CytoSolve® partnered with Pfizer’s CTI to deploy its computational systems biology platform as a core mechanistic modeling architecture for interferon biology. The CytoSolve® architecture enabled independent IFN signaling submodels—derived from thousands of peer-reviewed publications—to be integrated without collapsing them into a single monolithic model.

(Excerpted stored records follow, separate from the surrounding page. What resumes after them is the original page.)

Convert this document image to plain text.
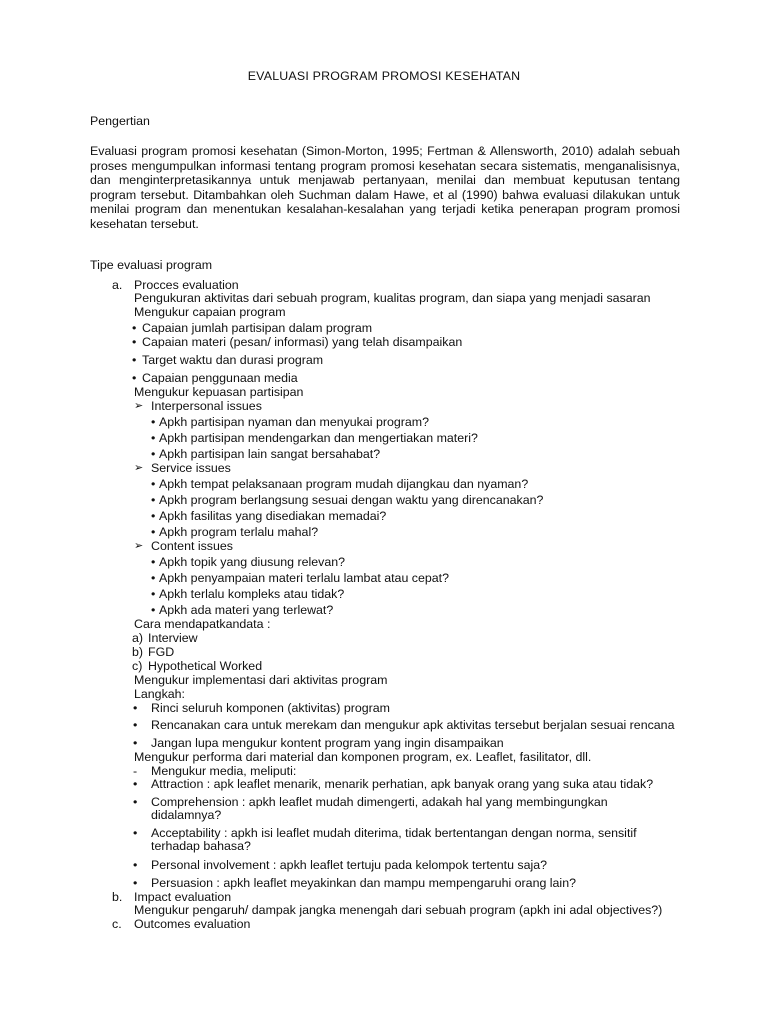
EVALUASI PROGRAM PROMOSI KESEHATAN

Pengertian

Evaluasi program promosi kesehatan (Simon-Morton, 1995; Fertman & Allensworth, 2010) adalah sebuah proses mengumpulkan informasi tentang program promosi kesehatan secara sistematis, menganalisisnya, dan menginterpretasikannya untuk menjawab pertanyaan, menilai dan membuat keputusan tentang program tersebut. Ditambahkan oleh Suchman dalam Hawe, et al (1990) bahwa evaluasi dilakukan untuk menilai program dan menentukan kesalahan-kesalahan yang terjadi ketika penerapan program promosi kesehatan tersebut.

Tipe evaluasi program

a. Procces evaluation

Pengukuran aktivitas dari sebuah program, kualitas program, dan siapa yang menjadi sasaran

Mengukur capaian program

• Capaian jumlah partisipan dalam program
• Capaian materi (pesan/ informasi) yang telah disampaikan
• Target waktu dan durasi program
• Capaian penggunaan media

Mengukur kepuasan partisipan

➢ Interpersonal issues
• Apkh partisipan nyaman dan menyukai program?
• Apkh partisipan mendengarkan dan mengertiakan materi?
• Apkh partisipan lain sangat bersahabat?
➢ Service issues
• Apkh tempat pelaksanaan program mudah dijangkau dan nyaman?
• Apkh program berlangsung sesuai dengan waktu yang direncanakan?
• Apkh fasilitas yang disediakan memadai?
• Apkh program terlalu mahal?
➢ Content issues
• Apkh topik yang diusung relevan?
• Apkh penyampaian materi terlalu lambat atau cepat?
• Apkh terlalu kompleks atau tidak?
• Apkh ada materi yang terlewat?

Cara mendapatkandata :

a) Interview
b) FGD
c) Hypothetical Worked

Mengukur implementasi dari aktivitas program

Langkah:

• Rinci seluruh komponen (aktivitas) program
• Rencanakan cara untuk merekam dan mengukur apk aktivitas tersebut berjalan sesuai rencana
• Jangan lupa mengukur kontent program yang ingin disampaikan

Mengukur performa dari material dan komponen program, ex. Leaflet, fasilitator, dll.

- Mengukur media, meliputi:
• Attraction : apk leaflet menarik, menarik perhatian, apk banyak orang yang suka atau tidak?
• Comprehension : apkh leaflet mudah dimengerti, adakah hal yang membingungkan didalamnya?
• Acceptability : apkh isi leaflet mudah diterima, tidak bertentangan dengan norma, sensitif terhadap bahasa?
• Personal involvement : apkh leaflet tertuju pada kelompok tertentu saja?
• Persuasion : apkh leaflet meyakinkan dan mampu mempengaruhi orang lain?
b. Impact evaluation

Mengukur pengaruh/ dampak jangka menengah dari sebuah program (apkh ini adal objectives?)

c. Outcomes evaluation
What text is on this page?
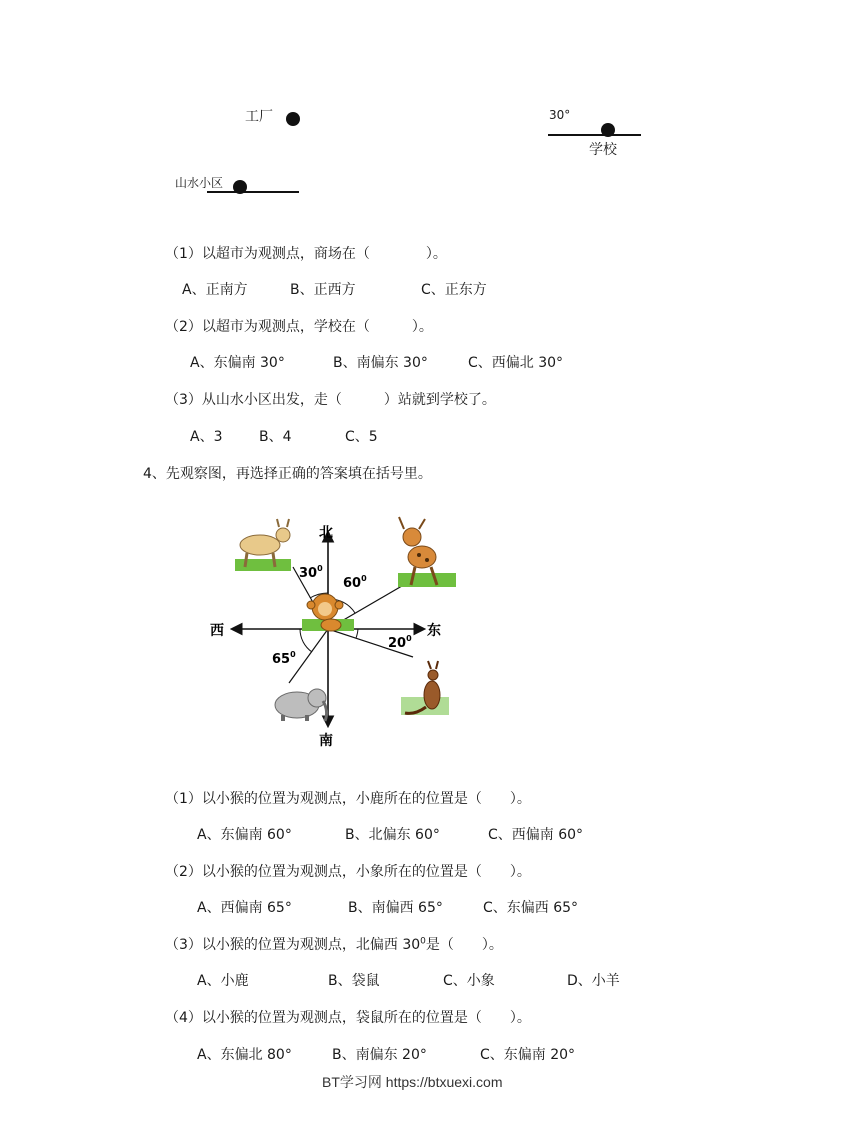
工厂	30°
学校
山水小区
（1）以超市为观测点，商场在（　　　　）。
A、正南方	B、正西方	C、正东方
（2）以超市为观测点，学校在（　　　）。
A、东偏南 30°	B、南偏东 30°	C、西偏北 30°
（3）从山水小区出发，走（　　　）站就到学校了。
A、3	B、4	C、5
4、先观察图，再选择正确的答案填在括号里。
北
南
西	东
$30^0$
$60^0$
$20^0$
$65^0$
（1）以小猴的位置为观测点，小鹿所在的位置是（　　）。
A、东偏南 60°	B、北偏东 60°	C、西偏南 60°
（2）以小猴的位置为观测点，小象所在的位置是（　　）。
A、西偏南 65°	B、南偏西 65°	C、东偏西 65°
（3）以小猴的位置为观测点，北偏西 $30^0$是（　　）。
A、小鹿	B、袋鼠	C、小象	D、小羊
（4）以小猴的位置为观测点，袋鼠所在的位置是（　　）。
A、东偏北 80°	B、南偏东 20°	C、东偏南 20°
BT学习网 https://btxuexi.com
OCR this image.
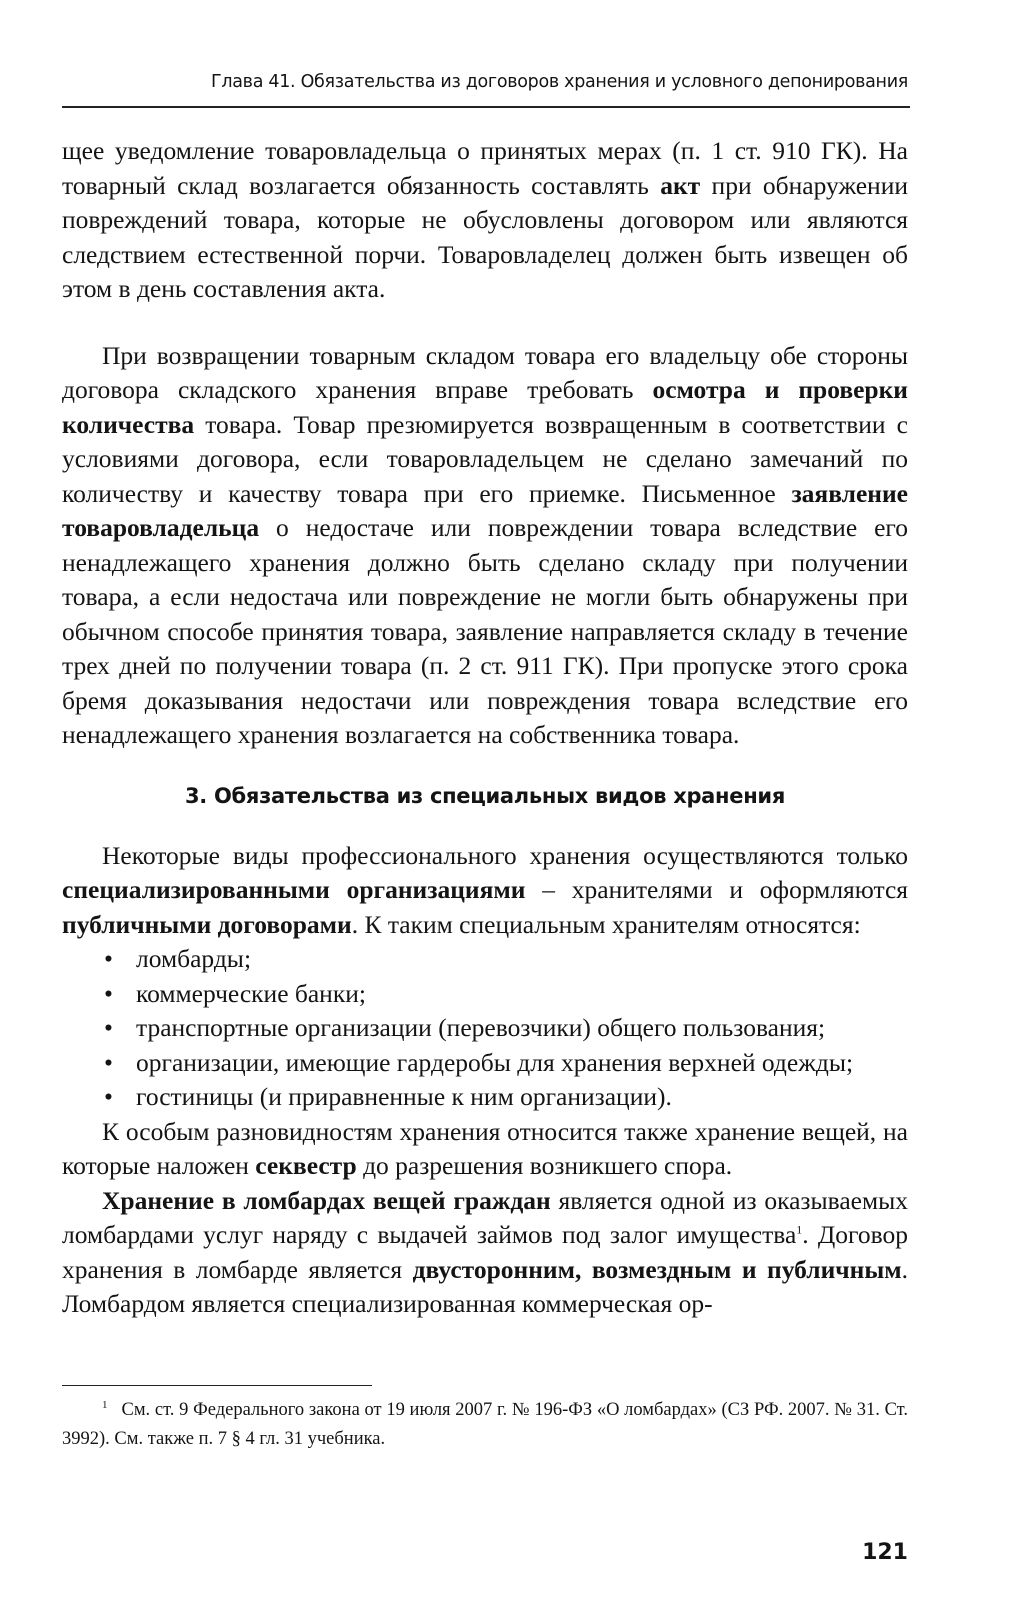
Глава 41. Обязательства из договоров хранения и условного депонирования

щее уведомление товаровладельца о принятых мерах (п. 1 ст. 910 ГК). На товарный склад возлагается обязанность составлять акт при обнаружении повреждений товара, которые не обусловлены договором или являются следствием естественной порчи. Товаровладелец должен быть извещен об этом в день составления акта.

При возвращении товарным складом товара его владельцу обе стороны договора складского хранения вправе требовать осмотра и проверки количества товара. Товар презюмируется возвращенным в соответствии с условиями договора, если товаровладельцем не сделано замечаний по количеству и качеству товара при его приемке. Письменное заявление товаровладельца о недостаче или повреждении товара вследствие его ненадлежащего хранения должно быть сделано складу при получении товара, а если недостача или повреждение не могли быть обнаружены при обычном способе принятия товара, заявление направляется складу в течение трех дней по получении товара (п. 2 ст. 911 ГК). При пропуске этого срока бремя доказывания недостачи или повреждения товара вследствие его ненадлежащего хранения возлагается на собственника товара.

3. Обязательства из специальных видов хранения

Некоторые виды профессионального хранения осуществляются только специализированными организациями – хранителями и оформляются публичными договорами. К таким специальным хранителям относятся:

• ломбарды;
• коммерческие банки;
• транспортные организации (перевозчики) общего пользования;
• организации, имеющие гардеробы для хранения верхней одежды;
• гостиницы (и приравненные к ним организации).

К особым разновидностям хранения относится также хранение вещей, на которые наложен секвестр до разрешения возникшего спора.

Хранение в ломбардах вещей граждан является одной из оказываемых ломбардами услуг наряду с выдачей займов под залог имущества$^1$. Договор хранения в ломбарде является двусторонним, возмездным и публичным. Ломбардом является специализированная коммерческая ор-

$^1$ См. ст. 9 Федерального закона от 19 июля 2007 г. № 196-ФЗ «О ломбардах» (СЗ РФ. 2007. № 31. Ст. 3992). См. также п. 7 § 4 гл. 31 учебника.
121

Using this modular, ontology-driven framework, CytoSolve® first established and validated an in silico Interferon Regulatory Network against existing in vitro and in vivo wet-lab data. The architecture was then extended to cell-type–specific implementations, enabling mechanistic simulation of IFN signaling in hematopoietic stem cells and fibroblasts. CytoSolve®’s partitioned model design allowed each biological context to be explored independently while remaining interoperable within a unified systems framework.

Key Benefits Realized

Scalable systems architecture for integrating complex IFN signaling pathways

Mechanistic validation of in silico predictions against existing wet-lab data

Cell-type–specific modeling of interferon effects in hematopoietic stem cells and fibroblasts

Reusable computational infrastructure supporting target discovery and biomarker identification

Foundation for evaluating single and multi-combination therapeutic strategies in autoimmune disease

Outcome

By October 2016, CytoSolve® had successfully validated the interferon regulatory network models and completed setup and testing of hematopoietic stem cell models, with fibroblast modeling underway and on track for completion. The resulting systems architecture provided Pfizer with a powerful, extensible platform for mechanistic understanding of interferon-driven autoimmune pathology. This collaboration demonstrated how CytoSolve®’s modular systems biology architecture can transform fragmented biological knowledge into a coherent, predictive engine for translational research and therapeutic innovation.